Each year, the charity’s technology team looks to improve upon last year’s performance. “We look to be as much at the forefront of tech as we can, with an eye to risk,” she explained. “We can’t be bleeding edge, but we like to be at the forefront.”
“We’re doing the same balancing act between innovation and risk mitigation that an organisation does on a three yearly basis, but we do it each year,” she said.
Over the summer, Comic Relief and partners Carenza, Oracle and Cisco met up to look at the technology situation for the coming campaign, when the charity realised its needs were getting beyond the limitations of the hardware it had.
Last year, Red Nose Day saw 2.3 million visitors to the website, and 450,000 donations in seven hours – with peaks of 55 transactions a second. “It’s quite phenomenal,” Melen said. Last year, £16 million was raised, making up a quarter of Comic Relief’s annual revenue.
To handle the big web peaks, they’ve moved to a cloud computing system. “Because of the size and scalability,” she said. “Our huge peaks of traffic need elasticity between platform and applications.”
Cloud computing also let the system be designed for redundancy, and it has no single point of failure. “That was a big thing for us this year,” she said, explaining the payment platform needs 100 per cent uptime. “Several minutes downtime is very serious for us,” she said.
“As cloud computing became tried and tested, it seemed the natural progression,” she said. “Cloud computing is almost tailor-made for us.”
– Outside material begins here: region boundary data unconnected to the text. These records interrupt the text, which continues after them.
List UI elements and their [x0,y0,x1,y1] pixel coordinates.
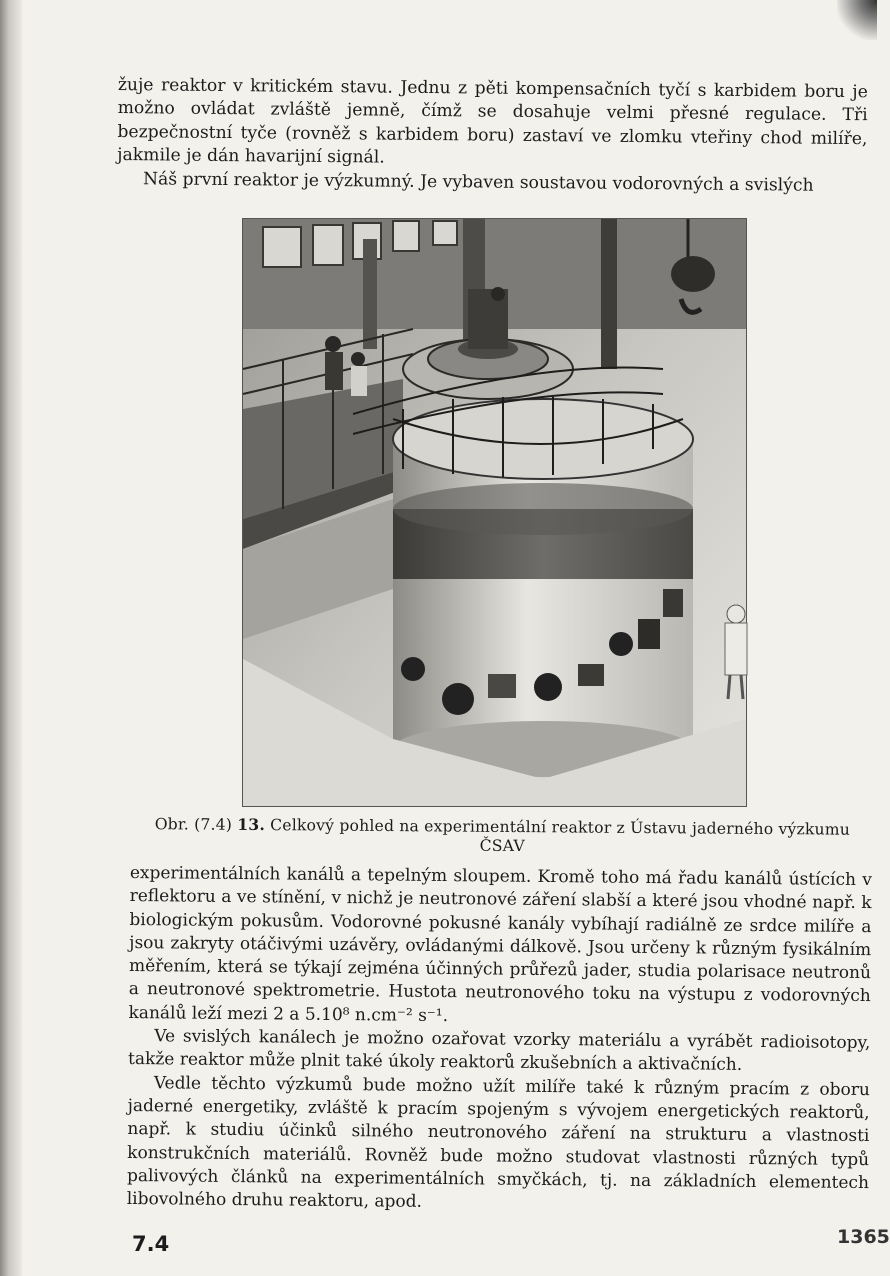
top-text-block [117,74,868,198]
reactor-photo-illustration [243,219,746,806]
caption-prefix: Obr. (7.4) [154,815,233,834]
paragraph-top-1: žuje reaktor v kritickém stavu. Jednu z pěti kompensačních tyčí s karbidem boru je možno ovládat zvláště jemně, čímž se dosahuje velmi přesné regulace. Tři bezpečnostní tyče (rovněž s karbidem boru) zastaví ve zlomku vteřiny chod milíře, jakmile je dán havarijní signál. [117,74,868,168]
page-corner-shadow [837,0,877,40]
page-binding-edge [0,0,22,1276]
bottom-text-block [127,862,872,1219]
paragraph-top-2: Náš první reaktor je výzkumný. Je vybaven soustavou vodorovných a svislých [142,168,814,196]
paragraph-bottom-3: Vedle těchto výzkumů bude možno užít milíře také k různým pracím z oboru jaderné energetiky, zvláště k pracím spojeným s vývojem energetických reaktorů, např. k studiu účinků silného neutronového záření na strukturu a vlastnosti konstrukčních materiálů. Rovněž bude možno studovat vlastnosti různých typů palivových článků na experimentálních smyčkách, tj. na základních elementech libovolného druhu reaktoru, apod. [126,1072,870,1212]
reactor-photograph [242,218,747,807]
paragraph-bottom-1: experimentálních kanálů a tepelným sloupem. Kromě toho má řadu kanálů ústících v reflektoru a ve stínění, v nichž je neutronové záření slabší a které jsou vhodné např. k biologickým pokusům. Vodorovné pokusné kanály vybíhají radiálně ze srdce milíře a jsou zakryty otáčivými uzávěry, ovládanými dálkově. Jsou určeny k různým fysikálním měřením, která se týkají zejména účinných průřezů jader, studia polarisace neutronů a neutronové spektrometrie. Hustota neutronového toku na výstupu z vodorovných kanálů leží mezi 2 a 5.10⁸ n.cm⁻² s⁻¹. [128,862,872,1026]
page-number: 1365 [837,1226,890,1248]
caption-text: Celkový pohled na experimentální reaktor z Ústavu jaderného výzkumu ČSAV [270,816,851,856]
paragraph-bottom-2: Ve svislých kanálech je možno ozařovat vzorky materiálu a vyrábět radioisotopy, takže reaktor může plnit také úkoly reaktorů zkušebních a aktivačních. [128,1026,871,1076]
section-number: 7.4 [132,1232,170,1256]
figure-caption [130,814,875,859]
caption-number: 13. [237,814,266,835]
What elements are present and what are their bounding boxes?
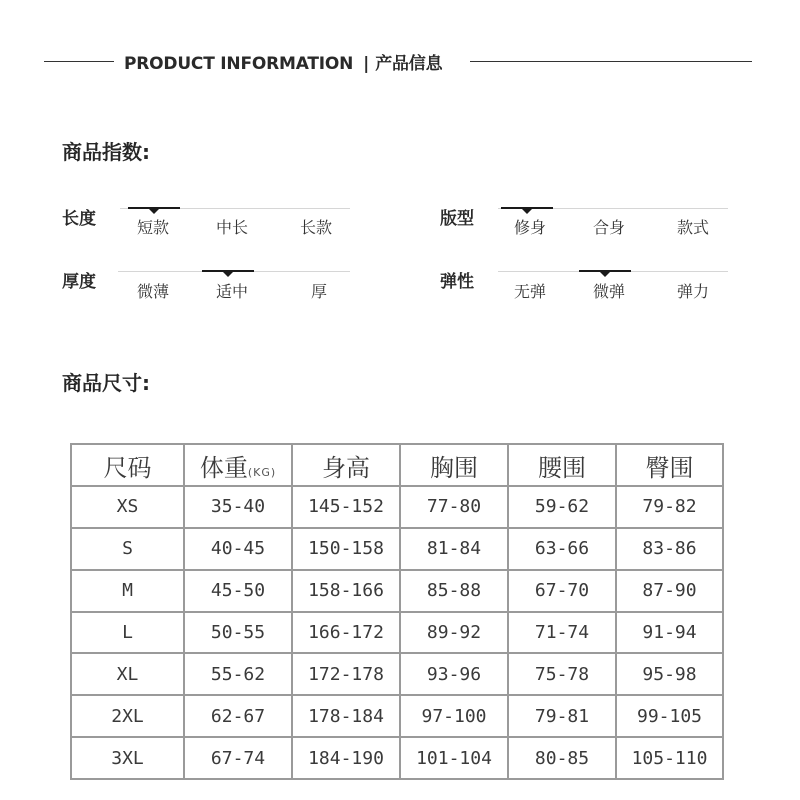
cell-size: S [71,528,184,570]
index-option: 修身 [513,218,546,237]
cell-size: XL [71,653,184,695]
header-title-en: PRODUCT INFORMATION [124,54,354,74]
table-row [71,570,723,612]
index-marker [202,270,254,272]
cell-size: 2XL [71,695,184,737]
column-header-weight-label: 体重 [199,453,248,482]
cell-hip: 87-90 [616,570,723,612]
cell-height: 178-184 [292,695,400,737]
column-header-weight [184,444,292,486]
index-option: 款式 [676,218,709,237]
cell-weight: 40-45 [184,528,292,570]
table-row [71,695,723,737]
cell-waist: 80-85 [508,737,616,779]
index-option: 弹力 [676,282,709,301]
cell-size: M [71,570,184,612]
index-label: 厚度 [62,272,96,292]
cell-weight: 67-74 [184,737,292,779]
index-marker [579,270,631,272]
index-option: 中长 [215,218,248,237]
cell-size: 3XL [71,737,184,779]
column-header-size: 尺码 [71,444,184,486]
cell-height: 158-166 [292,570,400,612]
cell-chest: 81-84 [400,528,508,570]
cell-chest: 85-88 [400,570,508,612]
header-title [124,49,442,74]
table-row [71,528,723,570]
cell-waist: 67-70 [508,570,616,612]
cell-hip: 99-105 [616,695,723,737]
column-header-hip: 臀围 [616,444,723,486]
index-option: 无弹 [513,282,546,301]
cell-chest: 89-92 [400,612,508,654]
index-marker [501,207,553,209]
index-option: 长款 [299,218,332,237]
index-option: 厚 [310,282,327,301]
cell-chest: 93-96 [400,653,508,695]
index-option: 适中 [215,282,248,301]
cell-chest: 97-100 [400,695,508,737]
size-section-title: 商品尺寸: [62,371,150,395]
table-row [71,612,723,654]
table-row [71,737,723,779]
size-table [70,443,724,780]
header-separator: | [363,54,370,74]
cell-hip: 91-94 [616,612,723,654]
header-rule-right [470,61,752,62]
cell-hip: 105-110 [616,737,723,779]
cell-waist: 79-81 [508,695,616,737]
index-label: 长度 [62,209,96,229]
table-row [71,486,723,528]
cell-height: 184-190 [292,737,400,779]
cell-waist: 63-66 [508,528,616,570]
index-section-title: 商品指数: [62,140,150,164]
cell-chest: 77-80 [400,486,508,528]
cell-waist: 75-78 [508,653,616,695]
cell-waist: 59-62 [508,486,616,528]
index-option: 短款 [136,218,169,237]
column-header-height: 身高 [292,444,400,486]
header-rule-left [44,61,114,62]
index-option: 微弹 [592,282,625,301]
weight-unit: (KG) [247,465,277,479]
cell-hip: 95-98 [616,653,723,695]
cell-chest: 101-104 [400,737,508,779]
cell-height: 150-158 [292,528,400,570]
cell-waist: 71-74 [508,612,616,654]
cell-hip: 79-82 [616,486,723,528]
cell-hip: 83-86 [616,528,723,570]
cell-size: XS [71,486,184,528]
index-label: 版型 [440,209,474,229]
cell-weight: 45-50 [184,570,292,612]
index-option: 微薄 [136,282,169,301]
cell-height: 145-152 [292,486,400,528]
cell-weight: 55-62 [184,653,292,695]
cell-size: L [71,612,184,654]
cell-weight: 35-40 [184,486,292,528]
cell-height: 172-178 [292,653,400,695]
cell-weight: 62-67 [184,695,292,737]
cell-weight: 50-55 [184,612,292,654]
column-header-waist: 腰围 [508,444,616,486]
index-label: 弹性 [440,272,474,292]
size-table-header-row [71,444,723,486]
index-marker [128,207,180,209]
column-header-chest: 胸围 [400,444,508,486]
header-title-cn: 产品信息 [375,54,443,74]
cell-height: 166-172 [292,612,400,654]
index-option: 合身 [592,218,625,237]
table-row [71,653,723,695]
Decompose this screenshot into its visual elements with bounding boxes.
The charity was also looking to get onto virtualisation to reduce the amount of hardware running all year around. Comic Relief had 15 racks of hardware, which had to stay on all year round, despite the fact that outside of the big campaign they were hardly used. “All that kit was just used for the event,” Melen said.
Now, they’ve moved to virtualised machines running on just six racks for three months of the year, saving cost, energy and administrative time, she said.
The system this year is made up of six racks of hardware, running 60 to 80 virtual machines to support the web payment front end, which is also used by all 12,000 call centre operators to take donations.
From a hardware standpoint, Comic Relief is using Cisco 6500-series networking, HP C-class blade servers and a pair of 3PAR 400-series virtual SANs, the charity said.
Payment processing will run though PayPal or RBS Worldpay, with the website running on a LAMP stack with a Drupal Content Management System, and a Java/Tomcat front end for the donations platform, both of which use Zeus traffic management software.